Jony Ive, in an interview with The New York Times:
The core creative community is very small but is also very close — there’s been changes there, but the change isn’t perhaps as dramatic as you might assume.
One of the values of things I learned absolutely directly from Steve was the whole issue of focus. What are we focusing on: focus on product. I wish I could do a better job in communicating this truth here, which is when you really are focused on the product, that’s not a platitude. When that truly is your reason for coming into the studio, is just to try to make the very best product you can, when that is exclusive of everything else, it’s remarkable how insignificant or unimportant a lot of other stuff becomes.
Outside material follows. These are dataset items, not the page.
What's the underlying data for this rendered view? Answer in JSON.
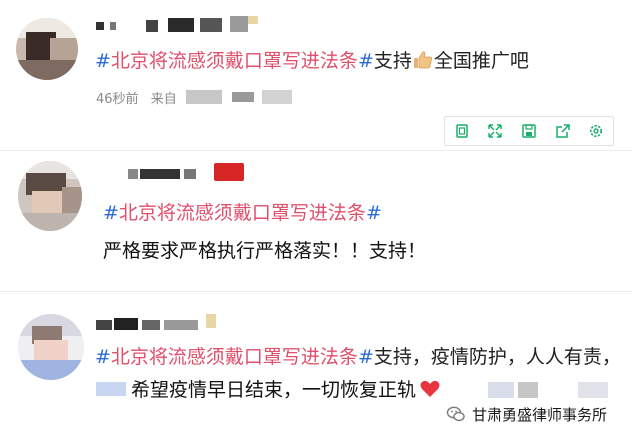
{
  "posts": [
    {
      "content_parts": {
        "topic": "#北京将流感须戴口罩写进法条#",
        "after": "支持",
        "tail": "全国推广吧"
      },
      "time": "46秒前",
      "source_label": "来自"
    },
    {
      "content_parts": {
        "topic": "#北京将流感须戴口罩写进法条#"
      },
      "body": "严格要求严格执行严格落实！！支持！"
    },
    {
      "content_parts": {
        "topic": "#北京将流感须戴口罩写进法条#",
        "after": "支持，疫情防护，人人有责，"
      },
      "body": "希望疫情早日结束，一切恢复正轨"
    }
  ],
  "toolbar": {
    "icons": [
      "copy-icon",
      "expand-icon",
      "save-icon",
      "share-icon",
      "settings-icon"
    ],
    "color": "#1aad6a"
  },
  "watermark": {
    "text": "甘肃勇盛律师事务所"
  },
  "colors": {
    "topic_red": "#e0506b",
    "hash_blue": "#2f6cd4",
    "heart_red": "#e8343e"
  }
}
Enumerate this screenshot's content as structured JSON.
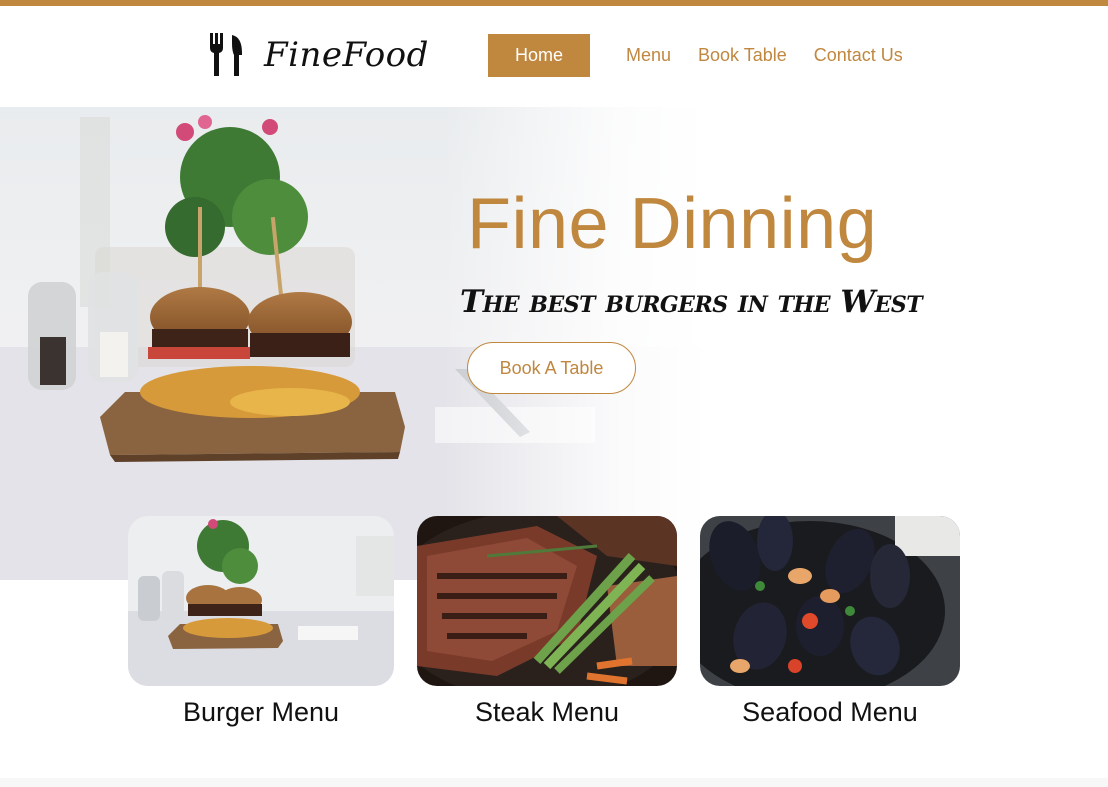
{
  "brand": {
    "name": "FineFood",
    "icon": "fork-knife-icon",
    "accent_color": "#c0873f"
  },
  "nav": {
    "items": [
      {
        "label": "Home",
        "active": true
      },
      {
        "label": "Menu",
        "active": false
      },
      {
        "label": "Book Table",
        "active": false
      },
      {
        "label": "Contact Us",
        "active": false
      }
    ]
  },
  "hero": {
    "title": "Fine Dinning",
    "subtitle": "The best burgers in the West",
    "cta_label": "Book A Table"
  },
  "menus": [
    {
      "label": "Burger Menu",
      "image": "burger-plate-photo"
    },
    {
      "label": "Steak Menu",
      "image": "steak-asparagus-photo"
    },
    {
      "label": "Seafood Menu",
      "image": "mussels-pan-photo"
    }
  ]
}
Titles or organizational structures, that’s not the lens through which we see our peers.
Erik van Rheenen, writing for Mental Floss:
But the ball most commonly seen today — the one with black and white pentagons and hexagons — was first designed in the 1960s by architect Richard Buckminster Fuller, whose forte was designing buildings using minimal materials. Previously, leather soccer balls consisted of 18 sections stitched together: six panels of three strips apiece. The soccer ball Fuller designed stitched together 20 hexagons with 12 pentagons for a total of 32 panels. Its official shape is a spherical polyhedron, but the design was nicknamed the “buckyball.”
Can’t believe that great NYT piece on the history of World Cup ball design didn’t mention that it was Fuller who designed that iconic pentagon/hexagon ball.
Update: Perhaps the reason they didn’t mention Fuller is that he didn’t actually design the soccer ball, Adidas simply took inspiration from Fuller’s general buckyball structural concept?